La primera parte de mi experiencia cristiana se identificó estrechamente con una iglesia denominacional que se aferraba dogmáticamente a la posición de Hechos 2. Descansaban cómodamente en el lecho de la tradición y usaban sus cobijas como mantas de seguridad para aislarse de la realidad de la Palabra de Dios, correctamente trazada. Pero conmigo fue algo diferente. Seguí dando vueltas y vueltas y no pude dormir bien por la noche, espiritualmente hablando. Algo andaba mal con la cama en la que me había subido, pero no pude identificar el problema. Cuanto más estudiaba y enseñaba las Escrituras, más inquieto me sentía.

La tradición dice: “Enseña lo que Jesús enseñó”. Pero Jesús enseñó: “Por camino de gentiles no vayáis…sino id antes a las ovejas perdidas de la casa de Israel” (Mateo 10:5,6). La tradición dice: “Camina por donde caminó Jesús”. Pero Jesús caminó milagrosamente donde ningún hombre había pisado antes: “Y a la cuarta vigilia de la noche, Jesús fue hacia ellos andando sobre el mar” (Mateo 14:25). La tradición decía: “Obedece los mandamientos de Jesús”. Pero Jesús ordenó: “Y estas señales seguirán a los que creen; En mi nombre echarán fuera demonios; hablarán en lenguas nuevas; Tomarán en las manos serpientes; y si bebieren cosa mortífera, no les hará daño; sobre los enfermos pondrán sus manos, y sanarán” (Marcos 16:17,18). La tradición dice: “La Iglesia, el Cuerpo de Cristo comenzó en Hechos Capítulo 2 en el día de Pentecostés”. Pero la narración dice: “Sepa, pues, ciertísimamente toda la casa de Israel, que Dios ha hecho a aquel mismo Jesús, a quien
vosotros [el Israel incrédulo] habéis crucificado, tanto al Señor como a Cristo [el Mesías de Israel]” (Hechos 2:36).

Cuando señalé estas inconsistencias a aquellos en el liderazgo espiritual en ese momento, me dijeron cortésmente que no tomara estas cosas tan en serio.

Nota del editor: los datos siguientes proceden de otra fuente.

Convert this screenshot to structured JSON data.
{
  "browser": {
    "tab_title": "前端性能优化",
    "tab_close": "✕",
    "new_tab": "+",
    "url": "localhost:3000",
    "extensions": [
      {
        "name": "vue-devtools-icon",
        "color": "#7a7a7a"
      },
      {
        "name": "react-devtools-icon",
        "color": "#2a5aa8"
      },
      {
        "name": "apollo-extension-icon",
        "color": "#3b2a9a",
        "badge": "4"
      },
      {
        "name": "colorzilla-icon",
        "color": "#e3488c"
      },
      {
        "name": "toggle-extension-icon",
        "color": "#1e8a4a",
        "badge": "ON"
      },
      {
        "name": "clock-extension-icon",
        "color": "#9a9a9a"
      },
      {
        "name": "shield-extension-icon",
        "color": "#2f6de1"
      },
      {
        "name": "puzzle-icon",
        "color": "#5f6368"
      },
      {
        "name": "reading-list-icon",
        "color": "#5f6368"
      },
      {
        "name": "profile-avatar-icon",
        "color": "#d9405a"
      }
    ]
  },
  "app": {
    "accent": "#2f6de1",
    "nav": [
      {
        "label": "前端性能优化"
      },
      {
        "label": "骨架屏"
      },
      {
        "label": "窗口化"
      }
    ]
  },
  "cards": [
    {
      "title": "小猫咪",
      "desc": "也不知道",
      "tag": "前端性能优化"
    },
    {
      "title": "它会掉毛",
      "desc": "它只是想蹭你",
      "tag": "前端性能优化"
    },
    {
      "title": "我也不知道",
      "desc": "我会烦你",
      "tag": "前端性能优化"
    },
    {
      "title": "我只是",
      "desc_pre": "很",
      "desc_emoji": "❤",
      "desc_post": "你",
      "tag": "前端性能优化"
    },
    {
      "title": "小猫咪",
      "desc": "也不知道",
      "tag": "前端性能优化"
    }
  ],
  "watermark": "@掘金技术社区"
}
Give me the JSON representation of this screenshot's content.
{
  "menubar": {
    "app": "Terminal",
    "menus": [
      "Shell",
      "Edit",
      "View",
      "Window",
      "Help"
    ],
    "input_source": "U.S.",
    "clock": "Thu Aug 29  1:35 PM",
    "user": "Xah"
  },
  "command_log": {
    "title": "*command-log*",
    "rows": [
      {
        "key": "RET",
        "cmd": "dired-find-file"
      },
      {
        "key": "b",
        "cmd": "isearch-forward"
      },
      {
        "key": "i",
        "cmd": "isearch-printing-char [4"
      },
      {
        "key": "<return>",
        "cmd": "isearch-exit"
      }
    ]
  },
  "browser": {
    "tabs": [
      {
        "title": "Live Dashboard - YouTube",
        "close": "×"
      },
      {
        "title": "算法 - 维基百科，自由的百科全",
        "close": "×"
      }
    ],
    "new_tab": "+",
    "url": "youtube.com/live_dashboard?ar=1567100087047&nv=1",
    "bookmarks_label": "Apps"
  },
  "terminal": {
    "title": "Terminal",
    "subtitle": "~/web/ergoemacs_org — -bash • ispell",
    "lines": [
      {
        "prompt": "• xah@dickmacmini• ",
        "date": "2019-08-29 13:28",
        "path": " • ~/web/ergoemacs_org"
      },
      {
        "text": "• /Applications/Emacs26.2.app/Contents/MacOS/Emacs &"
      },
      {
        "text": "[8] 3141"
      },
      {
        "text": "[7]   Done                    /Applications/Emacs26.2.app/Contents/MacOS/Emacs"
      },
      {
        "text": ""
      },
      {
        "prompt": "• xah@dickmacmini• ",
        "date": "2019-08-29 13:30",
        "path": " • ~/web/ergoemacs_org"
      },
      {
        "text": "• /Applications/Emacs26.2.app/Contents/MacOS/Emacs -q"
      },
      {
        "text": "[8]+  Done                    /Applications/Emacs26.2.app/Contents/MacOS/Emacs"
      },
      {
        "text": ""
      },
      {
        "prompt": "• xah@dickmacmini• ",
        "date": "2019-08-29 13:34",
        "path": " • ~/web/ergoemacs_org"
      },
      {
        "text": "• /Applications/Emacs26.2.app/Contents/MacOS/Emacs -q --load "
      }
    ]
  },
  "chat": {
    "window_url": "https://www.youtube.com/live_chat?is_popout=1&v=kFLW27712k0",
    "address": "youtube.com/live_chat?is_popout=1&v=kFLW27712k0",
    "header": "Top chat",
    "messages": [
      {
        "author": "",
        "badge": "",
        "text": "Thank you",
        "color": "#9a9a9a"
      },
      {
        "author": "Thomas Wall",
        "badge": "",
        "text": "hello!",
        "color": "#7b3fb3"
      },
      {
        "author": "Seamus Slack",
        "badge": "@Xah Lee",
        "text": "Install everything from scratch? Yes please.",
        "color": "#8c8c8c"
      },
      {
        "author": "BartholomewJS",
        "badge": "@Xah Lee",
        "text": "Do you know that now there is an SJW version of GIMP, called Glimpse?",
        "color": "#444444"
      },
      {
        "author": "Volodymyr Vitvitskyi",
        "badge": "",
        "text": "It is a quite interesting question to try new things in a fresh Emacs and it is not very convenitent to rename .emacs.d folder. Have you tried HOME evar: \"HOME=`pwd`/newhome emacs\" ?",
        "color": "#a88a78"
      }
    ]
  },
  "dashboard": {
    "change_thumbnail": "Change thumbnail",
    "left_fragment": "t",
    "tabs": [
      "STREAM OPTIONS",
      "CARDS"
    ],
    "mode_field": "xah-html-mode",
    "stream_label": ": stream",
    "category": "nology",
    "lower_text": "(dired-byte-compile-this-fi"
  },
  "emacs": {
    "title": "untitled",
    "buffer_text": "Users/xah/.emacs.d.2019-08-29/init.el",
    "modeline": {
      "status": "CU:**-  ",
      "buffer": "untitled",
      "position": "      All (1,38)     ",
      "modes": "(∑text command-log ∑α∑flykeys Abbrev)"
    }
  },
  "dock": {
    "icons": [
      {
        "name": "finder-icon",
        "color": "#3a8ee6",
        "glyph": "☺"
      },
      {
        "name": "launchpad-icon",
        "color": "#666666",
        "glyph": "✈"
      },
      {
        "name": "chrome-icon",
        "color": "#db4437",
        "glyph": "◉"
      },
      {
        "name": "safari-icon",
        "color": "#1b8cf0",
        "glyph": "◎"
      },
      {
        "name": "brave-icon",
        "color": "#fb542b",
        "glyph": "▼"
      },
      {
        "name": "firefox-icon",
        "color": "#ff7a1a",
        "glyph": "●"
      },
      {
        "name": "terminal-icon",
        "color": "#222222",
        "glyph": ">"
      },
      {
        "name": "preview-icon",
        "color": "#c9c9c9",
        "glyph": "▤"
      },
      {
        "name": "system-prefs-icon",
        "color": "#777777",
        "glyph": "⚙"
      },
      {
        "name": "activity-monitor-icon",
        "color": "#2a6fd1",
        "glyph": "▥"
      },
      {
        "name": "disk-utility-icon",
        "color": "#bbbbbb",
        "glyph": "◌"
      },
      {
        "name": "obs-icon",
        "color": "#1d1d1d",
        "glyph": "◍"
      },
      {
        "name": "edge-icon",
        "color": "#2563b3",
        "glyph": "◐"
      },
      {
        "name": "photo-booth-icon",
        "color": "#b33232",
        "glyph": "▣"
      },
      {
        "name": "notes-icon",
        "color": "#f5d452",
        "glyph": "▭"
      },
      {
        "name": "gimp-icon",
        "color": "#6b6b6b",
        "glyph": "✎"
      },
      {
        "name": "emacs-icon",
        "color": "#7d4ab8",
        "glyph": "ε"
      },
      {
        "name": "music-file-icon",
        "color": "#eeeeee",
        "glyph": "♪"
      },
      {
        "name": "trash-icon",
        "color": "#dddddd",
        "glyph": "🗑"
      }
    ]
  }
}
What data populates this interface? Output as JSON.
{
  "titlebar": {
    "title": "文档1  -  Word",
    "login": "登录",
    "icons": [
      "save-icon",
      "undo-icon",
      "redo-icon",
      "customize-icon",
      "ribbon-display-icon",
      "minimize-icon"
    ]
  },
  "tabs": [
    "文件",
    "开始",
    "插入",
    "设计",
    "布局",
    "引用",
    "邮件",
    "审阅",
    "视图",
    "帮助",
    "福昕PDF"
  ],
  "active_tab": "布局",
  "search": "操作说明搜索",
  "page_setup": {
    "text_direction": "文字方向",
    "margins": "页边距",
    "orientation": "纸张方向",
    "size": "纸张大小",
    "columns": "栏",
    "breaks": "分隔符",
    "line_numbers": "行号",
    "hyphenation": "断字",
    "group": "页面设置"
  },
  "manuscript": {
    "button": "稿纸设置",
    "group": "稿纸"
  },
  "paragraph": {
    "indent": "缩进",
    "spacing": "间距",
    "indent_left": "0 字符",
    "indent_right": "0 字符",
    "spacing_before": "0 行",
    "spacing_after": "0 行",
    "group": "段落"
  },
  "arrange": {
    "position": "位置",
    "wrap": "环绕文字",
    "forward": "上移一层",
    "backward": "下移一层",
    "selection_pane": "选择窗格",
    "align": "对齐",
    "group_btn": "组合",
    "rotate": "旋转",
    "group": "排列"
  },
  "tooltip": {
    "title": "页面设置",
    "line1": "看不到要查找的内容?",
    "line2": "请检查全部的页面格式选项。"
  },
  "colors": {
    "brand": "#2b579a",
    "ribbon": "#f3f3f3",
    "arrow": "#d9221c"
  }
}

Sintieron que era mucho más importante ganar almas perdidas para Cristo que discutir sobre asuntos tan insignificantes. La Palabra de Dios insignificante—¡Dios no permita tal pensamiento! Afortunadamente por el bien de estos líderes religiosos, no estamos viviendo bajo la dispensación anterior para que no salga fuego del cielo para consumirlos. No es de extrañar que la Iglesia esté en tal estado de confusión. No mucho después de este encuentro, el Señor abrió misericordiosamente los ojos de mi entendimiento a la revelación del Misterio.